J’ai tout gommé. Tout ce qui commence derrière ces murs et s’étend sans doute à l’infini a totalement disparu de mon esprit. De la même façon, les pièces de cette maison, les meubles même et les objets de la chambre où nous nous trouvons s’en sont estompés comme des motifs de vent ; je sens bien, tandis que je vous parle, comme ils n’y sont plus du tout… »

Sans qu’il ait fait le moindre mouvement, le Diseur sembla recouvrer un équilibre intérieur qu’il avait été sur le point de perdre.

« Oui… fit-il avec précaution. Oui… Il n’y a plus que vous… À vrai dire, il y a aussi ce contact où je suis assis, ce soutien dans mon dos, mais cela ne m’intéresse pas. La réalité c’est qu’il n’y a plus que vous. »

Le Diseur regardait loin, son léger sourire semblait ne jamais devoir finir. Alors je laissai avec délices se refermer sur moi sa sollicitude absente.

« Je suis devenu ce qu’on peut appeler un rêveur inverse, articula-t-il. Au contraire de l’adulte qui dans ses rêves exulte ou souffre ce qu’il doit pour maintenir, éveillé, un accord suffisant avec le réel, au contraire surtout du bébé qui revit en rêve ses faits et gestes d’éveillé afin d’assimiler le flot d’information et de savoir-faire qui lui est asséné, ce que je rêve, êtres et choses, disparaissent de ma réalité, et moi de la leur. Qui vous a parlé de moi, ces dernières semaines ? Qui, alors que je vivais reclus ici, à me détacher du monde songe après songe – colossale entreprise d’ailleurs, dont j’ai heureusement compris assez tard, quand elle fut suffisamment avancée, l’enjeu et le but réels, faute de quoi j’y aurais renoncé sans même commencer – qui s’est inquiété de seulement savoir où j’étais ? Ne dites rien. Je comprends, au moyen de quelqu’un comme vous, que je devais avoir bien des amis, et de la meilleure qualité. Sans doute ai-je pris soin de les rêver en tout premier, les débarrassant du souci qu’aurait causé ma trop manifeste absence. Dès lors, vous en avez porté tout le poids. Je me souviens de vos visites où tous vos soins allaient à éviter ce thème. J’imagine assez que vous deviez en faire de même avec nos amis et même, c’est probablement là le plus pénible, dans le secret de vos pensées…

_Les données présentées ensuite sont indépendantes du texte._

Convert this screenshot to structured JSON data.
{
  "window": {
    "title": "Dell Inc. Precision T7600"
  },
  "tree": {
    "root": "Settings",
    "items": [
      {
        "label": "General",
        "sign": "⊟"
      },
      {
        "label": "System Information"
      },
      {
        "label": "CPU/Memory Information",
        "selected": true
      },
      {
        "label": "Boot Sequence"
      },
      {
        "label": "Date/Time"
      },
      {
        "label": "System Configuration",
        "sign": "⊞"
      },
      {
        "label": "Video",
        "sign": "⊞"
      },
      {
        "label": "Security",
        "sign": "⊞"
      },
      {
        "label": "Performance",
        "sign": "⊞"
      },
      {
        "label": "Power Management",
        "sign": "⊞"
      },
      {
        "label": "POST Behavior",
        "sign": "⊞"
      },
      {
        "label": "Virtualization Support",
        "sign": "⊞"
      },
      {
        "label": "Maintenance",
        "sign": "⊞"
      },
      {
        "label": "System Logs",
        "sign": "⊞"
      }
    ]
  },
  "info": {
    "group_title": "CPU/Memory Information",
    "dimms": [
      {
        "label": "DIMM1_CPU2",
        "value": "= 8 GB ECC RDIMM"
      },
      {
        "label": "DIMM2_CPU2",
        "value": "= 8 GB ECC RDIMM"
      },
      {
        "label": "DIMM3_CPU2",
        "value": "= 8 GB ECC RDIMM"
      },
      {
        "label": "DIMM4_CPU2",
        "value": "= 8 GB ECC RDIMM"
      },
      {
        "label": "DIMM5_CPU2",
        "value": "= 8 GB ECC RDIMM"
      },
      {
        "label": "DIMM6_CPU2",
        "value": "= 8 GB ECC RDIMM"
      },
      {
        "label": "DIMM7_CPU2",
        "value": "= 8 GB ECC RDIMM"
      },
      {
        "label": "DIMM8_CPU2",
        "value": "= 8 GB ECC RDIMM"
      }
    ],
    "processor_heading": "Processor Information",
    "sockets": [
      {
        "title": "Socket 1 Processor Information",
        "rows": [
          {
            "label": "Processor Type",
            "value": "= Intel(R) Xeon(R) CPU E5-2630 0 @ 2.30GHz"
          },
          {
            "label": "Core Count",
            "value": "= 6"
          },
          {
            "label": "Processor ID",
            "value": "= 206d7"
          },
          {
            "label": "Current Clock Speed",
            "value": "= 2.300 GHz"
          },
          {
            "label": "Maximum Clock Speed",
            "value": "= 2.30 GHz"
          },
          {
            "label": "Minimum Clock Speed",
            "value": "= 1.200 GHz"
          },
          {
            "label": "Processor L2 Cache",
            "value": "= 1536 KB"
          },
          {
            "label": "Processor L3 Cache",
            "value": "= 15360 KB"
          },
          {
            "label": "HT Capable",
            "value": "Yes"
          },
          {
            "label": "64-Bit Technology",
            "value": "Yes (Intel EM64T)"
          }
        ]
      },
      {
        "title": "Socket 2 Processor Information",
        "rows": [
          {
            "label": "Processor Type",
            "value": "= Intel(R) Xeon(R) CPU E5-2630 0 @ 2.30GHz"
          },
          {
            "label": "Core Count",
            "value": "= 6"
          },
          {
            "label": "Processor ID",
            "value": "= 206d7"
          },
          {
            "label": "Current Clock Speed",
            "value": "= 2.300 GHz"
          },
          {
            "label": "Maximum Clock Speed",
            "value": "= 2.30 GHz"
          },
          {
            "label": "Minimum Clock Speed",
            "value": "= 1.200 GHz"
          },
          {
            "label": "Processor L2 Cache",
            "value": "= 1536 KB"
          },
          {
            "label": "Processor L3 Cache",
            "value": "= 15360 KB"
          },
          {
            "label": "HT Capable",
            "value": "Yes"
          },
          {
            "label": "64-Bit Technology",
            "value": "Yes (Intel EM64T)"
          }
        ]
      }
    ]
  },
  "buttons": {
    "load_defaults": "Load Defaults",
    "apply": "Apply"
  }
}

Venons-en maintenant à la partie que vous ignorez. Si mes rêves ont acquis cette faculté « inverse », c’est bel et bien que mon pacte avec le réel s’est rompu. Il n’y eut ni dispute, ni larmes ni mots amers, et les deux parties sont restées en excellents termes. C’est simplement qu’autre chose est apparu. Un autre côté, une autre réalité, différente, donc plus intéressante, donc plus belle. Que vous dire ? Je crois que c’est à peu près comme ici, il y a des villes et des orchestres, les gens vont aux bains de mer… Et tout est distinct… Je pense que savoir en quoi ne vous intéresserait pas. Vous ne le percevriez pas, à moins que l’autre côté ne décide de vous accueillir à votre tour… Quoi qu’il en soit, c’est dans cet autre côté que je me suis peu à peu installé durant ces deux mois, au fil d’une autre série de rêveries, où je le découvrais. Ces autres rêves, brefs au début, alors que mon énergie onirique passait surtout à couper méthodiquement l’infinité de fils qui me retenaient ici, ont gagné en longueur, en clarté. C’est ainsi que j’ai basculé, le long d’un équilibre se déplaçant infiniment lentement, sans rupture, sans point de non-retour franchi comme un sommet laborieusement grimpé, et pourtant, il y a bel et bien de l’autre côté une nouvelle maison avec deux chambres à l’étage. Je suis en ce moment dans la plus vaste, allongé sur le lit. Je dors, et naturellement je rêve à larguer ma dernière amarre. Vous avez bien compris : je rêve tout ceci – et ça n’en existe pas moins, pour vous – moi, vous, cette conversation, dans ce limbe entre nos deux résidences d’esprit ; après quoi chacun d’entre nous repartira dans son réel. Comme pour tous les autres, à ceci près que ni vous ni moi n’oublierons cette dernière rencontre. J’ai bien réfléchi, vous allez voir que tout est en place, qu’il ne peut en être autrement : vous allez me laisser dans quelques minutes en oubliant notre amitié, tous nos moments ; quand vous repasserez devant cette maison, vous ne la verrez plus. Tout ce que vous garderez pour vous c’est cette conversation avec un farfelu aimable. Mais alors vous vous souviendrez de chaque parole, comme elle fut prononcée, ce que vous en avez ressenti, et surtout, envers et contre tout, jamais vous ne douterez de la réalité de cette rencontre. Ce n’est pas là un vœu ou une recommandation : c’est un fait.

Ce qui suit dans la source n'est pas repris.